Jewish settlement of the land—Qur'ān 5:21 and 17:104

[The text is in Arabic on slide 28, and transcribed into Judaeo-Arabic (i.e. in Hebrew letters) on handout p. 14; al-Tabari's commentary begins on p. 15 of the handout.]

These commentaries are not generally available in English; they remain untranslated, as the belief is they remain in the hands of the scholarship. Many questions are intimate questions of Arabic grammar, which cannot really be translated anyway.

[Note to handout p.15:] Mujāhid: An immediate companion of the Prophet].

[Note to handout p.16, after ‘The holy land’ he said, “It is al-shām”:] Where the Holy Land is is contested, but none of them are saying it's Egypt or Saudi Arabia.

[Top of p.17:] Then it moves to the question of why's it called the Holy Land.

[Note to handout p.17:] Al-lawḥ al-maḥfuz: This is the blueprint from which emanated all Divine revelations—the Torah, Qur'ān, the Scrolls of Abraham. They all come from this, the Preserved Tablet, in Heaven.

[Note to foot of p.17:] And if any says "So how can He say 'Which God has decreed for you' while you know that they did not enter it by reason of His saying, 'So indeed it is forbidden upon them'". This is because of the episode of the spies.

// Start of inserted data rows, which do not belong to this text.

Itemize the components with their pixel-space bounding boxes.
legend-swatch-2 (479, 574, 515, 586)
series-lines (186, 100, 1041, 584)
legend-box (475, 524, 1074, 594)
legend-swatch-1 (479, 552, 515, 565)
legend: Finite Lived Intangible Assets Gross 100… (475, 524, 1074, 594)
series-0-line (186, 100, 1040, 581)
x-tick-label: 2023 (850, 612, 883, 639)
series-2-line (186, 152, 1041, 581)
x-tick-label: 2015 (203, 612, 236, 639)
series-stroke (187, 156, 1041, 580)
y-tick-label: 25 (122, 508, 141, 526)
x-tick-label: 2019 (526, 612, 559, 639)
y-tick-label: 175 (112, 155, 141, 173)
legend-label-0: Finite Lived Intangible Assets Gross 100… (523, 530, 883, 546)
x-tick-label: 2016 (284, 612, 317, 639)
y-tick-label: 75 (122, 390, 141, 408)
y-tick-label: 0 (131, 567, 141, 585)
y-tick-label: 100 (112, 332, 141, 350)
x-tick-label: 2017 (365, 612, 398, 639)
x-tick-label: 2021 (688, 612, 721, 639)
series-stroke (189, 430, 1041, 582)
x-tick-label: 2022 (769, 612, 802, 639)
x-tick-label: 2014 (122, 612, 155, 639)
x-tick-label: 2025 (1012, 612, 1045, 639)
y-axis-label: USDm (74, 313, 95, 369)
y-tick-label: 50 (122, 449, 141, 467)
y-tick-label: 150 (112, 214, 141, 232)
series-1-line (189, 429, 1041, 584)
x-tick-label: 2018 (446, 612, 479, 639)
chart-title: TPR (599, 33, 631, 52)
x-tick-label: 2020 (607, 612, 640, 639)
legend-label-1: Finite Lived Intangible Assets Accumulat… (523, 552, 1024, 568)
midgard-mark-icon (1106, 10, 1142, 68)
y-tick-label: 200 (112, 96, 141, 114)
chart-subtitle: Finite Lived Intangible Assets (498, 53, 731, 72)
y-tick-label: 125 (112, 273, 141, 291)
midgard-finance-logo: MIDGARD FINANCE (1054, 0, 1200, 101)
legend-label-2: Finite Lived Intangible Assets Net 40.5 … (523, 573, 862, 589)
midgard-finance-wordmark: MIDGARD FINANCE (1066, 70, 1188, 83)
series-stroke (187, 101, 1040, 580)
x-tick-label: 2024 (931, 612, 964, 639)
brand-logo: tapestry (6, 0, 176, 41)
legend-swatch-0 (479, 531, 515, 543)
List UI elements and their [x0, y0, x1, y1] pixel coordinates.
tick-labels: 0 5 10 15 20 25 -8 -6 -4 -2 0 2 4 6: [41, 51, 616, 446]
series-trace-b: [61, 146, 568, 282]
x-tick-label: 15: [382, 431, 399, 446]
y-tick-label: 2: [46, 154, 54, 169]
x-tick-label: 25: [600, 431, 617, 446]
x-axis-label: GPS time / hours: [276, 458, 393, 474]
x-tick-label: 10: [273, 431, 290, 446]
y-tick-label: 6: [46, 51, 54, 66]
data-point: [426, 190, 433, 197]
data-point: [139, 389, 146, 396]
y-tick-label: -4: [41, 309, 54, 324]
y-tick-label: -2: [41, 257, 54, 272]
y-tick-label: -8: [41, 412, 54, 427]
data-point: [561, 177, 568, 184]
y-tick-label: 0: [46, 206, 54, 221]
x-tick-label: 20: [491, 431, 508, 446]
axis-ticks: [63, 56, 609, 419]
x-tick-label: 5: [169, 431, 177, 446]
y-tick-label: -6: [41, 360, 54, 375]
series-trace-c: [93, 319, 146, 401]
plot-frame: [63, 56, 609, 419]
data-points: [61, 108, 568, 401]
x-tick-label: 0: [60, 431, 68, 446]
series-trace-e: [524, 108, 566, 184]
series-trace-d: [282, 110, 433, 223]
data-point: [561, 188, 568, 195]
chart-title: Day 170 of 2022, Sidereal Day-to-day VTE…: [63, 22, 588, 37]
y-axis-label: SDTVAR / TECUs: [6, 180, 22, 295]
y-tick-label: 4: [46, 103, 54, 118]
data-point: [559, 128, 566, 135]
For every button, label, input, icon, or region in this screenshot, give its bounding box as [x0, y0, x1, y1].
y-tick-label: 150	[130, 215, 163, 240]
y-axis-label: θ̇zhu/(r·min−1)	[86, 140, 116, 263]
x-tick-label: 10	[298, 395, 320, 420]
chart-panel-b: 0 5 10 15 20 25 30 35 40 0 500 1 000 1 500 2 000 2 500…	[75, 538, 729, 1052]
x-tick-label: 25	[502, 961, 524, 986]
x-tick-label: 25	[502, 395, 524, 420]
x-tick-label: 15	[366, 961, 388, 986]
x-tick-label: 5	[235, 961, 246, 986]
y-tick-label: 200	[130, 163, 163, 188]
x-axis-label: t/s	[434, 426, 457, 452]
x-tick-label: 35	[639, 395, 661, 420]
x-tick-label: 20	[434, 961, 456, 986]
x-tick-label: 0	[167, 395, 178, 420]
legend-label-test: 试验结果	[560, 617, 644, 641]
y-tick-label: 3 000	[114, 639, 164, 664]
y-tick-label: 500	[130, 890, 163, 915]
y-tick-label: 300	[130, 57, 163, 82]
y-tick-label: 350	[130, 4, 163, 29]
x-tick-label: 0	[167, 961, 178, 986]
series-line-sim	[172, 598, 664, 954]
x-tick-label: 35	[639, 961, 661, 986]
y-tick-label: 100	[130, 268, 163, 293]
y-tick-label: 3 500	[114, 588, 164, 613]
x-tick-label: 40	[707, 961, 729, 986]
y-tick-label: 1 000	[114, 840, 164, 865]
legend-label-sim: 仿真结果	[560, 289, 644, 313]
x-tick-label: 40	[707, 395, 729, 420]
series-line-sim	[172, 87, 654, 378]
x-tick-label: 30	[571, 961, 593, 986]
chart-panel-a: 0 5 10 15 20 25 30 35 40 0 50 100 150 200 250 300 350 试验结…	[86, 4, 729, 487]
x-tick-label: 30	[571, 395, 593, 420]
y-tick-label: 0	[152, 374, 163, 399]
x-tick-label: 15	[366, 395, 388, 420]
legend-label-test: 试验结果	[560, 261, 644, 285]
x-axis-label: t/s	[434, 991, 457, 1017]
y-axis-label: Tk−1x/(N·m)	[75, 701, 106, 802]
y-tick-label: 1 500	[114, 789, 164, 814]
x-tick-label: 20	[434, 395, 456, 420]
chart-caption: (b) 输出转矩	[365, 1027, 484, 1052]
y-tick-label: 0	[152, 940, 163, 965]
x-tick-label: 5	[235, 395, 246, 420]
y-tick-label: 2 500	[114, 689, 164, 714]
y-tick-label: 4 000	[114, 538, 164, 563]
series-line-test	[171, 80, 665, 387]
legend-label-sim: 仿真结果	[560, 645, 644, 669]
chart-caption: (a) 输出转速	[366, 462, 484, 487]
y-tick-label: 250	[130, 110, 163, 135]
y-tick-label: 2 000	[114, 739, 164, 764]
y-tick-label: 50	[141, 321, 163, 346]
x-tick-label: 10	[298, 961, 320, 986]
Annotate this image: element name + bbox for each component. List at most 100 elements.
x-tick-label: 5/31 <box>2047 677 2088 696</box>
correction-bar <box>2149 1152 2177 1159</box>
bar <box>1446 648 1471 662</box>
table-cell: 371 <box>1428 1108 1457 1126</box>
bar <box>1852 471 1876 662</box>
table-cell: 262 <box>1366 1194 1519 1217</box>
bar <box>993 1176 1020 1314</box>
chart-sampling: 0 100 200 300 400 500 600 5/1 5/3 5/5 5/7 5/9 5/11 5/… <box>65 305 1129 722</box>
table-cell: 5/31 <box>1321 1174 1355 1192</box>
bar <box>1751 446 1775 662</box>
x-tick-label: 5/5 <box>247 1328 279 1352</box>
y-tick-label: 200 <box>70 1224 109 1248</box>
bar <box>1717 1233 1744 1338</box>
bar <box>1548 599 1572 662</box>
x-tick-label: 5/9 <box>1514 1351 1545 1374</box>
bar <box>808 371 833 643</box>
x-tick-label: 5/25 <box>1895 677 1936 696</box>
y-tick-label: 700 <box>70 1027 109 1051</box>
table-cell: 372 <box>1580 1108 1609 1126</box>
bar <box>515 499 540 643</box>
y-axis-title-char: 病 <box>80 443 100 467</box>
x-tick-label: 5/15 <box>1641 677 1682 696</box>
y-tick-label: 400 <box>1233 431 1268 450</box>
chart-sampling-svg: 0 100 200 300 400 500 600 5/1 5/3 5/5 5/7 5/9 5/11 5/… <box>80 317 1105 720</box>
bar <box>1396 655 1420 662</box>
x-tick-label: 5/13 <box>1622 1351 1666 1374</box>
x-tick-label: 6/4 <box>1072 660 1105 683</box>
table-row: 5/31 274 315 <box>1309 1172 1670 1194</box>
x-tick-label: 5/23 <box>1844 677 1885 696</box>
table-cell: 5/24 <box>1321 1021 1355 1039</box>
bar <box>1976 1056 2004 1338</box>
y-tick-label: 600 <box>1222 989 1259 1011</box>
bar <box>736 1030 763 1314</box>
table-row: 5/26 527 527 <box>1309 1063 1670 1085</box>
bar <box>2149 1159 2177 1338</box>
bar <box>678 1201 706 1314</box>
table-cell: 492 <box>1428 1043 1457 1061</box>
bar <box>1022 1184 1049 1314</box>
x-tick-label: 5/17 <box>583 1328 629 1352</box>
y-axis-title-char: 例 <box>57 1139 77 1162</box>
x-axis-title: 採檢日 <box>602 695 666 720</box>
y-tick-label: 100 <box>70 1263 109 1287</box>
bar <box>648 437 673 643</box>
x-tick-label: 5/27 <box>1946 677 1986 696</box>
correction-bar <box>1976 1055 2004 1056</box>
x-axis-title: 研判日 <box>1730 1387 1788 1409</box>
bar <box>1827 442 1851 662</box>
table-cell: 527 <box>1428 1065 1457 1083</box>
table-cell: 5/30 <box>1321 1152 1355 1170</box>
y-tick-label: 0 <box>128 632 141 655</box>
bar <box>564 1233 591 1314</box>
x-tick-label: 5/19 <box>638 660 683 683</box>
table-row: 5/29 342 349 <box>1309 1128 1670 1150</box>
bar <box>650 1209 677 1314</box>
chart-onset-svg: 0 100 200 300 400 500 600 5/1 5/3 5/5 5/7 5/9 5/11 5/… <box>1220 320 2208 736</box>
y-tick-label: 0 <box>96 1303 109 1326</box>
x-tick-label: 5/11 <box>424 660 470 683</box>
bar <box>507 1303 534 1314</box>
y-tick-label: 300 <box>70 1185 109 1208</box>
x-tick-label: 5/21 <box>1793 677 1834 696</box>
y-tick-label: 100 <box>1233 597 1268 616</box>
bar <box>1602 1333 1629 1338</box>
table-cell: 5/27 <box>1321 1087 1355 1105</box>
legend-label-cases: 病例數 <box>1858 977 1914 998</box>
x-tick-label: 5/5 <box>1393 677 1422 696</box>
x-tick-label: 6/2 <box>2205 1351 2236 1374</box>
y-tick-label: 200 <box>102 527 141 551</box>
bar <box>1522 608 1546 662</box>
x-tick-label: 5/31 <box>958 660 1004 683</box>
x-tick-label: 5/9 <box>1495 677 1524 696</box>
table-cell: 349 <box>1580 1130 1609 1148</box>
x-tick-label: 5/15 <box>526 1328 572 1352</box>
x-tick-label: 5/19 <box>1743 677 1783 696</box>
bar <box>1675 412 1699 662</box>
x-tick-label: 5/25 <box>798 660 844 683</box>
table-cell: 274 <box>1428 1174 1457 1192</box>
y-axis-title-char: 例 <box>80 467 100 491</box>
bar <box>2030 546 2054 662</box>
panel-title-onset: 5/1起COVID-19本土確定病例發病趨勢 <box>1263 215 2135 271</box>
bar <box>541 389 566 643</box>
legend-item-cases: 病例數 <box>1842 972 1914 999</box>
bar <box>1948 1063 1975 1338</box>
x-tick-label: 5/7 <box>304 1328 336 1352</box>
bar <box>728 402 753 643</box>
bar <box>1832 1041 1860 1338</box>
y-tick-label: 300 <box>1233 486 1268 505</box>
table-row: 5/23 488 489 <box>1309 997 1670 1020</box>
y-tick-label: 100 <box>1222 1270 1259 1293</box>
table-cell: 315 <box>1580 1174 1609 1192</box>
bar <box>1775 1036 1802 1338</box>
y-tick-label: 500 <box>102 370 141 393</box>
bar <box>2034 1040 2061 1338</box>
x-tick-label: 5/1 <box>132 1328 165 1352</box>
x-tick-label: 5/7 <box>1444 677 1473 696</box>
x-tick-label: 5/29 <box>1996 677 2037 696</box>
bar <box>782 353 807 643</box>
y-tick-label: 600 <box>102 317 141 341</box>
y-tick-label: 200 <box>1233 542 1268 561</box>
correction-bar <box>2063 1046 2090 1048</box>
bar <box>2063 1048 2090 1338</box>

[Note to p.18:] If it is is written it is forever written. "Which God has decreed for you"

The meaning of كَتَبَ kataba [he wrote= he drecreed] in this context is أمر 'amara [he ordered, he commanded].

This is why there was a furious reaction against the Israelites for not obeying God and declaring jihad against the Canaanites. The criticism is that the Jews have become non-Torah observant, and their lack of courage in fighting the inhabitants of Canaan is cited as evidence of this. Hence Jews must claim this land, as G-d has ordered them to do so.

This text remains the authoritative commentary from the earliest commentator on this subject. The speaker wrote a paper on this, putting it that the strength of this commentary is amplified because the commentators are so anti-Jewish in other respects—[criticising] their not observing Shabbos, their not stoning people, their lack of Torah observance.

By virtue of this, the commentators remaining forensically committed to being totally observant to shari'a, that they must observe the settlement of the Holy Land.

How dare you supersede the word of the Prophet...

A later commentator:

"So go you, you and your Lord and the two of you fight. We are sitting here." And this is their refusal of jihad and disobedience of their Messenger, and dereliction of fighting the enemies.

In Islam, you cannot override what has come before, even more so than in Orthodox Judaism; nowhere does anyone dare to override the assignment of the Holy Land to the Jews.

No one will dare tell you about this nowadays. The argument used [instead by anti-Zionist Muslims today] is that no one today [of the Jews] is of Israelite origin; they're all Khazars or Poles. The claim can only be bypassed by delegitimising the connection between the ancient Israelites and Jews today. (Or: One Egyptian writer tried to pretend that the Land of Israel was elsewhere: Because there is no reference in the Pharaonic literature to the Jews having been in Egypt, the whole episode must taken place elsewhere.)